Technical Validation

The technical validation focused on the figures’ digitalization step, since the latter remained a manual work that could probably vary from one user to another. In order to check the quality of the data collected by digitalization, this step was re-conducted repeatedly by three independent users for evaluating its repeatability and its reproducibility. This checking procedure was performed on a random sample of eleven kinetics among those collected, and each kinetics was digitalized three times per user. The values of the parameter D were afterwards estimated as described in previous sections. The comparison between the values of D estimated by different users was firstly done by fitting the major axis regression model on bootstrap data generated for each pair of users86,87. Afterwards, the Gage R&R tool from the R package SixSigma88,89 was used in order to identify and quantify the error parts in the estimated values of log_10 D due to the user repeatability as well as the between user reproducibility, respectively. The R scripts and data associated with the technical validation procedure are provided (see the ‘Code Availability’ section below).

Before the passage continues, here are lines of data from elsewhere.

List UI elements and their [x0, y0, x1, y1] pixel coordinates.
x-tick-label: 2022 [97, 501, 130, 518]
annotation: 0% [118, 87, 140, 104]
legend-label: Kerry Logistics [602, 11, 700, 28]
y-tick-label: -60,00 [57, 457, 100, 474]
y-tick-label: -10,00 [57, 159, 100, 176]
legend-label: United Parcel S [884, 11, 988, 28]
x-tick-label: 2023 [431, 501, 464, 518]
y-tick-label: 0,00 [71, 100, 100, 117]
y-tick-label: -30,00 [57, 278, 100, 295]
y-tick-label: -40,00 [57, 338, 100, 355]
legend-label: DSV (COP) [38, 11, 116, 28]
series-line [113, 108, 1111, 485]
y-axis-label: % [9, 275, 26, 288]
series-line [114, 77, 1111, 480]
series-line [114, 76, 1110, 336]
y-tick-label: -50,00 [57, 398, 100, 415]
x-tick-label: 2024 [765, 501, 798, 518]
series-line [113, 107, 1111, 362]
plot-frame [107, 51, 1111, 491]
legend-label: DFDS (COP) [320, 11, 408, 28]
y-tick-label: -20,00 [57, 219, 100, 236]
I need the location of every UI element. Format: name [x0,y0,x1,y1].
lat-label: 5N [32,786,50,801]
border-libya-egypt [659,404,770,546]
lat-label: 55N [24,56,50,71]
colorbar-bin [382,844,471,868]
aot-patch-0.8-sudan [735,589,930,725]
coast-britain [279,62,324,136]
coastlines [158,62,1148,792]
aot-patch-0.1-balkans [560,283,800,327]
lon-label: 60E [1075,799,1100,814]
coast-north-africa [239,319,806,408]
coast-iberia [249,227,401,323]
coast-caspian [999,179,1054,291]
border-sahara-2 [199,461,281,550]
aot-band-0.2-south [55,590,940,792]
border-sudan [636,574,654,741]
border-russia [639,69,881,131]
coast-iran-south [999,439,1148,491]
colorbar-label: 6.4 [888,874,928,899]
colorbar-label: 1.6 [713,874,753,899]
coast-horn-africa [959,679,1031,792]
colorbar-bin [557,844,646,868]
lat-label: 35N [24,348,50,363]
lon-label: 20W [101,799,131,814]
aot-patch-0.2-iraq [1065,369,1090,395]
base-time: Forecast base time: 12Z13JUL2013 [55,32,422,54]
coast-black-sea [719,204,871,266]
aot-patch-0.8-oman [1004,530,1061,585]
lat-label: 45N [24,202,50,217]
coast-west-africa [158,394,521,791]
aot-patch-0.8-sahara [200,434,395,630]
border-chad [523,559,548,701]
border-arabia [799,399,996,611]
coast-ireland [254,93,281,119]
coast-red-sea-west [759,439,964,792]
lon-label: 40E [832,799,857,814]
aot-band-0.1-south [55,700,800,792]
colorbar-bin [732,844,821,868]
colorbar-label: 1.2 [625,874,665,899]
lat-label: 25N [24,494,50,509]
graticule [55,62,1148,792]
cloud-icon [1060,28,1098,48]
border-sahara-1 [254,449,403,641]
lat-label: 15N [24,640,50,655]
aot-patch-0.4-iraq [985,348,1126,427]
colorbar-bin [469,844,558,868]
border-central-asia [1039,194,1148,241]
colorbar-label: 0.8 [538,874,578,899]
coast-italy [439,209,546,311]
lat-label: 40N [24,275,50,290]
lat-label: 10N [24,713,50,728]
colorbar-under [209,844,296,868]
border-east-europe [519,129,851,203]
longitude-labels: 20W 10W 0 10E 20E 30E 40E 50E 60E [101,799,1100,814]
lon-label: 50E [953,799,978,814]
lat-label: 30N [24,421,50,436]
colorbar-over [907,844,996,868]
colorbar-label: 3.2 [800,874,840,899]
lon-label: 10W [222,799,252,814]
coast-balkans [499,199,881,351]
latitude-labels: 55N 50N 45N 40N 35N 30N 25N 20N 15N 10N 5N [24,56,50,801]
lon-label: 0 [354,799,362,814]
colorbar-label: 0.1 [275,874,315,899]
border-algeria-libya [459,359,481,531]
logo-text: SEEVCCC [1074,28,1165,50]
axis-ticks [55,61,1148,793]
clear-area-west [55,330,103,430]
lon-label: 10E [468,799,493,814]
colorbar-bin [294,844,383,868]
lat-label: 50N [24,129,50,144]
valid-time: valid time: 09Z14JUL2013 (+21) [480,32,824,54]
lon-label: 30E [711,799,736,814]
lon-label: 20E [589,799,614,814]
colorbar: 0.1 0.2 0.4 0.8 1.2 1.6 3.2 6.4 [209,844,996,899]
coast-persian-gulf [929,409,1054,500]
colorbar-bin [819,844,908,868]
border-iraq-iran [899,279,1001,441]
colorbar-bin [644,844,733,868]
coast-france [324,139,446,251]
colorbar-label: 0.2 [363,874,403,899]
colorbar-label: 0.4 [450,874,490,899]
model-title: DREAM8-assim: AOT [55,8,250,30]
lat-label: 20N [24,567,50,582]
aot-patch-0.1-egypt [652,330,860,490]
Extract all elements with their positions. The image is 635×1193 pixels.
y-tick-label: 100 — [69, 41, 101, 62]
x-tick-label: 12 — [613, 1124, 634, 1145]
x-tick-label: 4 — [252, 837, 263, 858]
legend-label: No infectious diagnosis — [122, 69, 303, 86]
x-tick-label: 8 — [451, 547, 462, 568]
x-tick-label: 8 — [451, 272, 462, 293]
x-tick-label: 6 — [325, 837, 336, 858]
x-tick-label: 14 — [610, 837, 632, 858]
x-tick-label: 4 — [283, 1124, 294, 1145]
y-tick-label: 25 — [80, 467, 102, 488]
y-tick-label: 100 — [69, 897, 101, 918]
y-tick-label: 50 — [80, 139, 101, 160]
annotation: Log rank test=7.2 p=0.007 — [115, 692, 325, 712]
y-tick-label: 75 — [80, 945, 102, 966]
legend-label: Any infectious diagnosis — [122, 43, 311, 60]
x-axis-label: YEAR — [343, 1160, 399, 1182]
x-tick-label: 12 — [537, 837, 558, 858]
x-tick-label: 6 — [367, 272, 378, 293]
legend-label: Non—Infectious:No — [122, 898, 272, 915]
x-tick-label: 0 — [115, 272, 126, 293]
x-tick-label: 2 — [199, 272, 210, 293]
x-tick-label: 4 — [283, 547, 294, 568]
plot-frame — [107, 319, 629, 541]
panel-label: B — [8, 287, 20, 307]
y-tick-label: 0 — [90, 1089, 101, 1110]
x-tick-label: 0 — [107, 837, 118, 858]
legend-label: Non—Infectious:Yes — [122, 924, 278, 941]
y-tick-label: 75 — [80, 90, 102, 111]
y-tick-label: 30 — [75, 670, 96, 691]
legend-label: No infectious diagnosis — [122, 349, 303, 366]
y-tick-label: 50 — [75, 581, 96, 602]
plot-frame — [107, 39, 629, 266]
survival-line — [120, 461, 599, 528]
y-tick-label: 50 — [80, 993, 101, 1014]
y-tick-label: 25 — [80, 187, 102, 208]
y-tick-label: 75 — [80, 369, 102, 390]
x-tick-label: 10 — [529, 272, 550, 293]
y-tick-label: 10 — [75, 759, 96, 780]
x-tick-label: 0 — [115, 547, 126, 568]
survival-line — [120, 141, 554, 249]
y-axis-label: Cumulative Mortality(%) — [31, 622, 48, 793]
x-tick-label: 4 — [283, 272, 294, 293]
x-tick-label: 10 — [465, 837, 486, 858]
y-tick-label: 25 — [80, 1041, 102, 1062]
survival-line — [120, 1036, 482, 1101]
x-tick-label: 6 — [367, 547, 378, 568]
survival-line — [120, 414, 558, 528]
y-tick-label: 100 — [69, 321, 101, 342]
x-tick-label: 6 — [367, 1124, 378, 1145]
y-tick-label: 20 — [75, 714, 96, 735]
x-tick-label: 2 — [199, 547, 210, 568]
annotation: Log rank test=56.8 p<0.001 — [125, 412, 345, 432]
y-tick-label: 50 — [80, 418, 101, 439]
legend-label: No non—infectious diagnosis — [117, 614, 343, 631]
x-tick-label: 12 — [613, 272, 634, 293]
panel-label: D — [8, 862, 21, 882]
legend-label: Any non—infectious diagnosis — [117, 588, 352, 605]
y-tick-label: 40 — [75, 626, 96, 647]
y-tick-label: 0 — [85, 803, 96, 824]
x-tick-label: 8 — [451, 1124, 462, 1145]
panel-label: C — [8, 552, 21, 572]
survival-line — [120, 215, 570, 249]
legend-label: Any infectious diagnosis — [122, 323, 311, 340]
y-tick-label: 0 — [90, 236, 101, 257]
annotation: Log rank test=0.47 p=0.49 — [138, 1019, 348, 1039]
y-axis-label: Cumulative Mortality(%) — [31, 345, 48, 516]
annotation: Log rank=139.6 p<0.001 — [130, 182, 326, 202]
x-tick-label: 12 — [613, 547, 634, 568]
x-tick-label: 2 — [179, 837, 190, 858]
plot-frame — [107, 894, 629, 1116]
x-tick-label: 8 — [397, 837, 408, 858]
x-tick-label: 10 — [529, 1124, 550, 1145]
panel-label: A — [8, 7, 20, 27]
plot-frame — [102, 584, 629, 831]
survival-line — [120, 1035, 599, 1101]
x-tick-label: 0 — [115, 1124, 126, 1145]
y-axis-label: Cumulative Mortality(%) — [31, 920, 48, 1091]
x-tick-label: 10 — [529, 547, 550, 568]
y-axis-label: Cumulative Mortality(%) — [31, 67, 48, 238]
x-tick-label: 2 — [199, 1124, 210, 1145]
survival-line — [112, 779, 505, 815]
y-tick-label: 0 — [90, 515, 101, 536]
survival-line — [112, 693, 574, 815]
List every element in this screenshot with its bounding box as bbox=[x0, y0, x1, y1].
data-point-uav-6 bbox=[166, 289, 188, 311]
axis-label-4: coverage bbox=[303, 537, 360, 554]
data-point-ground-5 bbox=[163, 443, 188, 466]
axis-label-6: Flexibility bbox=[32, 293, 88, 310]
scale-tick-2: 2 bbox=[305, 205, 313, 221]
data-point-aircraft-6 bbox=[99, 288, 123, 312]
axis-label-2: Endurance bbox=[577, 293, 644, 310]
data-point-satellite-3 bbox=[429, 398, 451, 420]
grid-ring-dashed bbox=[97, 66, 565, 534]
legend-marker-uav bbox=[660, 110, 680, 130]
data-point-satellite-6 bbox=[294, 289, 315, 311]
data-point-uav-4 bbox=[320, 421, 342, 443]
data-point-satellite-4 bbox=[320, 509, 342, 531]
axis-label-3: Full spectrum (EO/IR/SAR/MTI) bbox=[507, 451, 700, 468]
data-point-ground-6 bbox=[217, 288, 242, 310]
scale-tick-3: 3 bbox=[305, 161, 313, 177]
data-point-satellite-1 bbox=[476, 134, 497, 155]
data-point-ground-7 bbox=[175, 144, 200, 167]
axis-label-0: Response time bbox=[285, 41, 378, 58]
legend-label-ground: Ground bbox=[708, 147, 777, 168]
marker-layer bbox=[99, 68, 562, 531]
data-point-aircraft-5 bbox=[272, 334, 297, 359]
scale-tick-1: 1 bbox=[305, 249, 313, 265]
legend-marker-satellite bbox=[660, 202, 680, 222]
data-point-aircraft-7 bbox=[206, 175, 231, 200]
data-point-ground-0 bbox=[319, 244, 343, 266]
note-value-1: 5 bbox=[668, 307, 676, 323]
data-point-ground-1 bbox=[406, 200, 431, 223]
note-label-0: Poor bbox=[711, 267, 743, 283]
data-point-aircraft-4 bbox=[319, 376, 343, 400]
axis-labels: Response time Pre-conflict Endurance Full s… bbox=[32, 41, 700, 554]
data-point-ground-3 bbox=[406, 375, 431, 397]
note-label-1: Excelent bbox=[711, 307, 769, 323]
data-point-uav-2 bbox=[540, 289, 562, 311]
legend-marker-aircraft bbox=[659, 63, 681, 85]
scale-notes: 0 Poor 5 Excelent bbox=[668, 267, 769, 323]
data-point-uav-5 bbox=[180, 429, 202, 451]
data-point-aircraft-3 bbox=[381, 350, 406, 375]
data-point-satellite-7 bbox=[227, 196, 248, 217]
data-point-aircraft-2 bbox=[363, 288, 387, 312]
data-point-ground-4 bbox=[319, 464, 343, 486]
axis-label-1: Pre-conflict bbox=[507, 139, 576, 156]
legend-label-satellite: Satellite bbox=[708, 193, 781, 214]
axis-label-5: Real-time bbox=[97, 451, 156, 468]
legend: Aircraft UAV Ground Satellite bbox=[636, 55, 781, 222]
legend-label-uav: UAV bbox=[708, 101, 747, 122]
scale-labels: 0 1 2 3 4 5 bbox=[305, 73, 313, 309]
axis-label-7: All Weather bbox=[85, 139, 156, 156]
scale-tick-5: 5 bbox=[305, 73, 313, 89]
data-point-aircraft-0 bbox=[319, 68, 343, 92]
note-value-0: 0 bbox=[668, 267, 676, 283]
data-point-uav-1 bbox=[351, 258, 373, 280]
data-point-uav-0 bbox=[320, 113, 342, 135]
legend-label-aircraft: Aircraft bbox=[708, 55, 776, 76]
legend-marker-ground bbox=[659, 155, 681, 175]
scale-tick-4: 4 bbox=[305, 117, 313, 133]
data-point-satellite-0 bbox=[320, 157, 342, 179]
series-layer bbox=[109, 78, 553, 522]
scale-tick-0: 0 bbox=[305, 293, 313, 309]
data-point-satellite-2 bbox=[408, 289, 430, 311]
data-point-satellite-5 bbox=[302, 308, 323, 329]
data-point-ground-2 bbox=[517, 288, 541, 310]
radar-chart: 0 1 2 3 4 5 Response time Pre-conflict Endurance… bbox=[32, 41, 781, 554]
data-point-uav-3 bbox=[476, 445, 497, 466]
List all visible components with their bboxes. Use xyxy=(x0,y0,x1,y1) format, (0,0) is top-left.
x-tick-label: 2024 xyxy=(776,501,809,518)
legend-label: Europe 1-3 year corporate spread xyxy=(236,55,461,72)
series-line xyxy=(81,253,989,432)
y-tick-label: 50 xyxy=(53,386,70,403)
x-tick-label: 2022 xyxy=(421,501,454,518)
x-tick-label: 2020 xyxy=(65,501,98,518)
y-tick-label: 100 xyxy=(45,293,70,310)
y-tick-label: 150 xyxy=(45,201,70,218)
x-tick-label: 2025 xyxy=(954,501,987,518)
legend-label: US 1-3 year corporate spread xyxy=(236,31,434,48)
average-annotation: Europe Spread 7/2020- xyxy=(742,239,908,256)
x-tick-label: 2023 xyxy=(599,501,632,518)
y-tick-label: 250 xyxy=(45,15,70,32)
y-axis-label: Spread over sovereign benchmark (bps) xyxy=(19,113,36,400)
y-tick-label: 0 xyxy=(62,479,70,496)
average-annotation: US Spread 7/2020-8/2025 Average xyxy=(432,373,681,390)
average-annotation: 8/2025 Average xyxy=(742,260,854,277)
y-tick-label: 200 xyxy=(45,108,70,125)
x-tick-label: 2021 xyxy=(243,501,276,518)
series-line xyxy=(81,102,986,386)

As illustration, the comparison between users (denoted user 1, 2 and 3, respectively) by major axis regression is plotted in Fig. 3 (user 1, plotted in the X-axis, was arbitrarily chosen herein as the reference one for comparison). The results of the Gage R&R analysis showed a good repeatability: the latter estimated a very low error part due to intra-user variation, estimated at only 0.01% of the overall variation. The error part due to the between-users variation was estimated at 1.5%. After confrontation between experimenters, this part of inter-users error can be explained by the difficulties for choosing the points to be digitalized. Indeed points below the limit of quantification (LOQ) should not be included for avoiding bias. This choice could then strongly influence the estimation of log10 D as illustrated in Fig. 3, since this parameter conditioned the slope of the linear model fitted to the chosen data points. Yet, in many articles, the information LOQ is not provided. In such conditions, it is up to scientist in charge of digitalization to include/exclude points to be included. This is prone to introduce uncertainty especially for points corresponding to the end of the experiment. In view of this user-dependent choice, in the present study, we provided then all raw digitalization files that be imported, re-used or modified by other users if needed according to their expertise.

Fig. 3
figure 3

Illustration - Comparison of the D values estimated by different users performing repeatedly the figure digitalization step on the same subset of kinetics.

Usage Notes

Re-use of figure digitalization files

The digitalization step were done using the R package metaDigitise78 providing reproducible and flexible tools for tracing every digitalization. In practice, the digitalizations were done using R commands (check the R scripts provided in the Code Availability section) allowing users to process the different image files ready-to-digitalize. This process consisted, for each image (plot), to click manually on the different chosen points of the image to calibrate the plotted axes and convert afterwards the different clicked points (from curves, barplots, etc.) to numerical values saved in R object. The different groups of points can be assigned with user-defined group names in order to separate different kinetics from the same image if necessary. For each digitalized image, a digitalization file is automatically generated in a specific directory, denoted ‘caldat’ to ensure the traceability of this manual step. Indeed, such a file can give the possibility, using R commands, to import the numerical values already digitalized and/or edit/recalibrate some values/points by other users if needed without having to re-process the whole image .

Fig. 4
figure 4

Detailed schema of the data collection procedure including the used R scripts and data records files.